Over sons and grandsons who were -in potestate- the power of the -pater familias- subsisted concurrently with the royal jurisdiction; that power, however, was not a jurisdiction in the proper sense of the term, but simply a consequence of the father's inherent right of property in his children.

We find no traces of any jurisdiction appertaining to the clans as such, or of any judicature at all that did not derive its authority from the king.

As regards the right of self-redress and in particular the avenging of blood, we still find perhaps in legends an echo of the original principle that a murderer, or any one who should illegally protect a murderer, might justifiably be slain by the kinsmen of the person murdered; but these very legends characterize this principle as objectionable,( 3) and from their statements blood-revenge would appear to have been very early suppressed in Rome through the energetic assertion of the authority of the community.
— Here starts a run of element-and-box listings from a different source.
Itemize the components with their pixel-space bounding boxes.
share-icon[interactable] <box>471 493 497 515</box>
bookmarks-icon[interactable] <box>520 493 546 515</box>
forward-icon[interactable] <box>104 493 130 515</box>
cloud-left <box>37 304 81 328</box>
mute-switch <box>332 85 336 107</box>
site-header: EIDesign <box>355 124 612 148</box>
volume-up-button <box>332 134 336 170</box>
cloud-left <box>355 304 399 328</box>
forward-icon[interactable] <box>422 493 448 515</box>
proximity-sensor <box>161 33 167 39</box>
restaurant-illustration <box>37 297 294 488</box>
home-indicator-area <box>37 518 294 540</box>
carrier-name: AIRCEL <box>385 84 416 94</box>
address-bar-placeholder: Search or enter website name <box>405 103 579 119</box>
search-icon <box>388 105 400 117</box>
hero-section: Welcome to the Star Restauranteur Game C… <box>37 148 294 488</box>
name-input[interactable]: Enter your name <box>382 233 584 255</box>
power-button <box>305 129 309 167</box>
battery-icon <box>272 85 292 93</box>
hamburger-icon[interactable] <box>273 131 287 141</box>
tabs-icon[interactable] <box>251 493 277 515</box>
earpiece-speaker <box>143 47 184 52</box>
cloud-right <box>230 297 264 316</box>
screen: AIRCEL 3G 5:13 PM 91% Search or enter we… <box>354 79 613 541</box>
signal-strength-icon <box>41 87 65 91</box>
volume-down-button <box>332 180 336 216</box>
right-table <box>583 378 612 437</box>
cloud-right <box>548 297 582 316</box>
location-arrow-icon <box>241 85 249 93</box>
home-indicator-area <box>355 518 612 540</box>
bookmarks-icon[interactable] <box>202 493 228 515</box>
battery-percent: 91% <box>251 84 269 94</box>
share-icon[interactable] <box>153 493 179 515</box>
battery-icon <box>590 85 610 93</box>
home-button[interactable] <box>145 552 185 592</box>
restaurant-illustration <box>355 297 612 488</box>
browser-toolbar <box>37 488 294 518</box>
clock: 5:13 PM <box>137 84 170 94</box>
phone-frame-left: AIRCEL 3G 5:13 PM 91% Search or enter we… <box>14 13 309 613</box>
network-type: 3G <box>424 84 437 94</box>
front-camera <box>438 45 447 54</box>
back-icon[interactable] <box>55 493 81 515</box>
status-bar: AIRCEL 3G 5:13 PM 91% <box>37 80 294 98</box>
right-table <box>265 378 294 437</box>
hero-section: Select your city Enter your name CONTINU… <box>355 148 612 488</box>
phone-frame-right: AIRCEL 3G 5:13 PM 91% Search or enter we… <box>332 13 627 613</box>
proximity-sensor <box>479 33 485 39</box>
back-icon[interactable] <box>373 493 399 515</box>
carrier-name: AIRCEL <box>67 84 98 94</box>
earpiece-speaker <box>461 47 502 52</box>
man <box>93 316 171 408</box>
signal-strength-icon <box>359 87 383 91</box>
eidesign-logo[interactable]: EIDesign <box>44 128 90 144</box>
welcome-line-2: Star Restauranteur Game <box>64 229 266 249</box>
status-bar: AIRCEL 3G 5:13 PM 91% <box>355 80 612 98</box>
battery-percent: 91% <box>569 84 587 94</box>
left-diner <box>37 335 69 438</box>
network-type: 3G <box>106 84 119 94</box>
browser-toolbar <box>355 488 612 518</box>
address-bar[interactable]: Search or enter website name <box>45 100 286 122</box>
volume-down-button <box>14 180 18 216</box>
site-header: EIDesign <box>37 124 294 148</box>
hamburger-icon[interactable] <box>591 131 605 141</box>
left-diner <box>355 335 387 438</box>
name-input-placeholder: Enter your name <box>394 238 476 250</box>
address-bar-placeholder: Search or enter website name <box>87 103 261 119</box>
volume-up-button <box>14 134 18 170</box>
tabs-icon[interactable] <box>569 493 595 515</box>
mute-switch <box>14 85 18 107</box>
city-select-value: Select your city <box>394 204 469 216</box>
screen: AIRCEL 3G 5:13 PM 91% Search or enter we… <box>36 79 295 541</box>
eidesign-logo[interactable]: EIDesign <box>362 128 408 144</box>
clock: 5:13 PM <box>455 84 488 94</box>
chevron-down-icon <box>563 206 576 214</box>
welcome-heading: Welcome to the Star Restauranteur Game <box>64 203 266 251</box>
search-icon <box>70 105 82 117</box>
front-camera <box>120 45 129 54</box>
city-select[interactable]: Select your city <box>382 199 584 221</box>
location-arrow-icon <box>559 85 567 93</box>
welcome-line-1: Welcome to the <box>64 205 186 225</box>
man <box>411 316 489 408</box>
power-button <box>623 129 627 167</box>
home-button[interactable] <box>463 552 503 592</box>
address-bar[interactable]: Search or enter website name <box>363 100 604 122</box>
In like manner we perceive in the earliest Roman law no trace of that influence which under the oldest Germanic institutions the comrades of the accused and the people present were entitled to exercise over the pronouncing of judgment; nor do we find in the former any evidence of the usage so frequent in the latter, by which the mere will and power to maintain a claim with arms in hand were treated as judicially necessary or at any rate admissible.
Crimes Judicial procedure took the form of a public or a private process, according as the king interposed of his own motion or only when appealed to by the injured party.